One of London's most beautiful gardens is being illuminated with hundreds of Chinese lanterns to welcome the Lunar New Year. The Magical Lantern Festival features an Imperial Palace, a Terracotta Army and a 66-metre-long dragon in the gardens of Chiswick House.

The lanterns have been brought over from China and installed in the neo-classical gardens of the Palladian villa, built in 1729. Giant glowing waterlilies float on the lake, while the story of the Monkey King is depicted in a wooded area.

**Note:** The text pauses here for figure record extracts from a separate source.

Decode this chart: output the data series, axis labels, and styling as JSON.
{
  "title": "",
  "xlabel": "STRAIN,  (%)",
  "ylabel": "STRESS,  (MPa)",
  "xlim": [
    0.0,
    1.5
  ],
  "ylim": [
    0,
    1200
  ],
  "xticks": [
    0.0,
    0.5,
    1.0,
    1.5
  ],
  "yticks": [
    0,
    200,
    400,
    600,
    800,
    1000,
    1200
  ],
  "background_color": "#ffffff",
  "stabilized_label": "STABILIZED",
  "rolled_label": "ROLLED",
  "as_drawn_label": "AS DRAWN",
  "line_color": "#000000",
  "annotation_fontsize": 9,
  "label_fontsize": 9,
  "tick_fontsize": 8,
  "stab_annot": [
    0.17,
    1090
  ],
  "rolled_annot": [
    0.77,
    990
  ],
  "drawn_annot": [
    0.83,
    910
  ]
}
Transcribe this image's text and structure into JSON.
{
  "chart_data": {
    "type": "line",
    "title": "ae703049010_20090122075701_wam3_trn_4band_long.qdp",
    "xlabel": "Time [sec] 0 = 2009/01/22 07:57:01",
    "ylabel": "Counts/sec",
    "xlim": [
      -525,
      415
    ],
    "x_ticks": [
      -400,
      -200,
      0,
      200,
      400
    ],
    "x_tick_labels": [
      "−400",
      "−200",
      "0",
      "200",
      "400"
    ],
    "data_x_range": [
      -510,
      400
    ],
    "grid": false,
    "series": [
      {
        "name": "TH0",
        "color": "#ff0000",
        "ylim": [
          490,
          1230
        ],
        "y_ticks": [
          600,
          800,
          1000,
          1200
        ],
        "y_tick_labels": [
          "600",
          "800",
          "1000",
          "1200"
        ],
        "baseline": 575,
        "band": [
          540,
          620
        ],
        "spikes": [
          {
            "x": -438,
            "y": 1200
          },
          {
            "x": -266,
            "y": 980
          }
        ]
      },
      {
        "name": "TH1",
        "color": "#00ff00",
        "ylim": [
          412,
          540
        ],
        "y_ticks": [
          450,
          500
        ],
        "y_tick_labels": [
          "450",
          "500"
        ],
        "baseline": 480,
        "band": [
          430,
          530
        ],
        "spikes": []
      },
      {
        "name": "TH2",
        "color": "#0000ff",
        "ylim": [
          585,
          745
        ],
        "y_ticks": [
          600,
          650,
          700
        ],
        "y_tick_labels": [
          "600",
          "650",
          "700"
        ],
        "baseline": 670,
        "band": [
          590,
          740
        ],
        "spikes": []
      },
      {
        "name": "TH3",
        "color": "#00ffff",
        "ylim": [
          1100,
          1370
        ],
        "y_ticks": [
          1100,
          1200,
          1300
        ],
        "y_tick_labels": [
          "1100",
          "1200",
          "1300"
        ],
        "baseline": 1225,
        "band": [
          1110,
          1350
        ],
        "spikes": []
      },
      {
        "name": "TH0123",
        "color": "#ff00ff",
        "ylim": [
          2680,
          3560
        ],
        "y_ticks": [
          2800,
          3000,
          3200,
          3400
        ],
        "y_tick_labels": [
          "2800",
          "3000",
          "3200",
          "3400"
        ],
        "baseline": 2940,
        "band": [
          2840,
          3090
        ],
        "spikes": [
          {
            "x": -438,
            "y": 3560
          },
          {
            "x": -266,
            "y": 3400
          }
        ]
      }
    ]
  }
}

In a nod to Chiswick House being a former home to wild and exotic animals, there are giraffe, kangaroo and antelope lanterns alongside more familiar British creatures like squirrels and swans.

Lord Oxmantown, one of the organisers of the festival, told Reuters there's been a long cultural history between China and the stately homes in England. "In the great houses in England and in Europe you will find masses of Chinoiserie, you will find masses of Chinese artefacts or wonderful furniture, so to have wonderful Chinese lanterns in English landscapes, I think, is a perfect harmonisation and continuity of what you already see in the great houses from the 18th century, the 19th century."

Chinese New Year is on Monday 8 February 2016. London's official Chinese New Year celebrations take place on Sunday 14 February in Trafalgar Square and are expected to draw tens of thousands of people. The Magical Lantern Festival at Chiswick House will run until 6 March.